My dps friends tell me how hard it is to get a group, or how many groups get four players but never get that last person because they need either a tank or a healer and never end up finding one. I can imagine how they feel, but I do not understand these people. Once you have seen that groups always stall on tanks and healers, then why not just solve the problem? That’s how I started tanking, and I grew to enjoy it nearly as much as healing, and certainly more than dps’ing. Instancing is one of the most fun parts of the game, and when you’re a needed role, you have the ability to write your own ticket for grouping and raiding forevermore.

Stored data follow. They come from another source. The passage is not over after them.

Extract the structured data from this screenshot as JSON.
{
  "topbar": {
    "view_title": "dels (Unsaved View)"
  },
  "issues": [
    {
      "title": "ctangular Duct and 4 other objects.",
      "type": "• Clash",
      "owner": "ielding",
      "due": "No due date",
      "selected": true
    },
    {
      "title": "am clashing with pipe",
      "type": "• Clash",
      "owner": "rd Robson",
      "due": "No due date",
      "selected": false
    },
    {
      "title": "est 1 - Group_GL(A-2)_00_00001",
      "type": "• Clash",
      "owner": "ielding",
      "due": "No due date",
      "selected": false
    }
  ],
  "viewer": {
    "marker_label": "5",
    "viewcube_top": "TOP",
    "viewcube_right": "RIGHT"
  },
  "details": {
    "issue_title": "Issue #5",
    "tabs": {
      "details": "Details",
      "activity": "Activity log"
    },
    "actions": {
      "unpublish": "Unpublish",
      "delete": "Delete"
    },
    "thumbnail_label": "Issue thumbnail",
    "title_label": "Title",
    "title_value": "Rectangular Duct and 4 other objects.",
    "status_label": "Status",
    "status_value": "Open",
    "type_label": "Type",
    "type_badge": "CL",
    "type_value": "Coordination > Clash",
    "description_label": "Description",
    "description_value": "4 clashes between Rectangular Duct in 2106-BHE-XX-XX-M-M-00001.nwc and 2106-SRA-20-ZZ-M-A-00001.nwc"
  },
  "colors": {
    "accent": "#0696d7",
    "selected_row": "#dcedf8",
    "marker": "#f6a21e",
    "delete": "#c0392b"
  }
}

But more than that, I enjoy the fact that I make groups any time I want.

Let me try an analogy. If you’re of legal age of consent and enjoy having sex, then when you go to an engineering college (typically around 6:1 male-to-female ratio), would you rather be a guy or a girl?

This analogy didn’t really pan out like I hoped. Let me try again.

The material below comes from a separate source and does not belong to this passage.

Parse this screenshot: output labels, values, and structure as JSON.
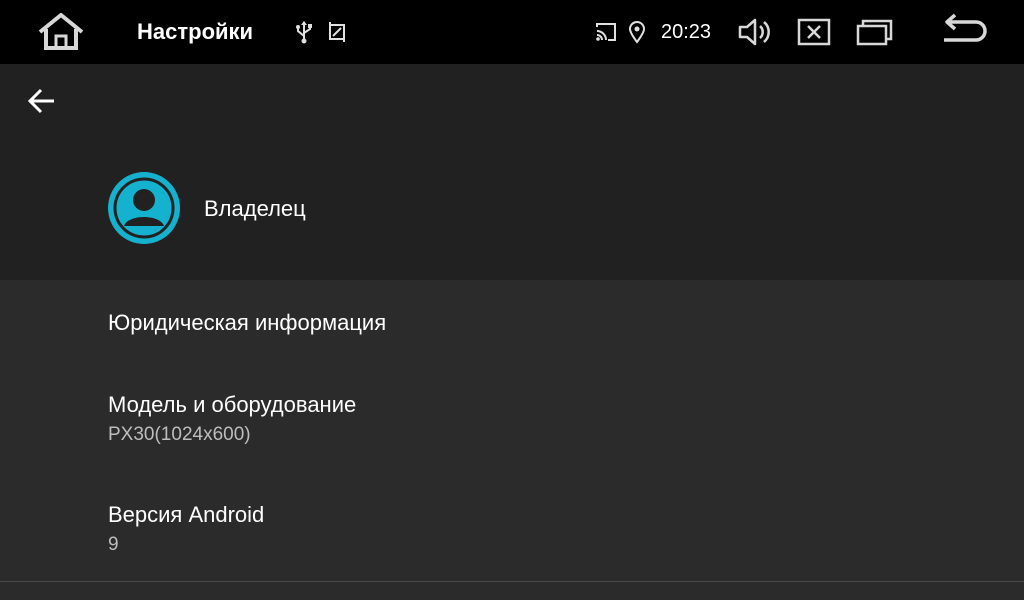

Picture a loosely-organized football league where there are fifteen teams and only five quarterbacks. How do you think those five quarterbacks are treated when they show up at the field? That’s right, they get to have hot engineer sex as often as they want and they get to be choosy about what jersey they wear.

Just like tanks and healers do. This is your guild and your server.

The downside is that you solo at 30-80% the speed of a pure dps class. This isn’t as bad as you’ve heard, unless you’re absolutely in love with grinding. Even on my little protection warrior who’s dual-wielding, I can go fast enough if not fast. Just be sure that in all those instances you’re running that you grab unwanted dps gear that’s appropriate for your character. And honestly, if you’re not a complete social misfit, you’ll probably have game friends who will group with you for dailies or other solo content because you group with them. If you do love grinding (or you are a social misfit), then just have a dps alt. Who doesn’t have a hunter in their pocket nowadays?

I’m not saying that dps isn’t fun. It is, and it’s very relaxing as well. I have a hunter who I battleground with, and it’s a great time. But if grouping is what you like best, then why would you want to compete with the millions of other hunters/rogues/warlocks/mages/hybrid-dps spec people for the large number of damage spots in a raid/instance, when you can just walk into the big-leagues by being a role where demand is far greater than supply? My guild is perpetually short on tanks, we’ll take anyone with 9k base life and the ability to fog a mirror. I’m exaggerating, but dip into the Guild Recruitment channel and you’ll see this message in the first ten minutes:

X of Y is raiding Z content and is looking for a offtank/maintank/healer to join and “raid casually”/”raid five nights a week”/”oh god please join us, I don’t care if you’re an alt of another toon in another guild, just give some backup to drop cross-eyed-Joey the holy pally alt who still looks for his Mend Pet button”.

Heck, even my dps wife loves that I’m a tank/healer combo, because our group is already half-made whenever we want to run together. Her primary alt is a druid healer. And while she’s still warming up to healing, she loves the ease at which she can find a group.

So make your next alt project a tank or a healer, and get to the hot engineer sex.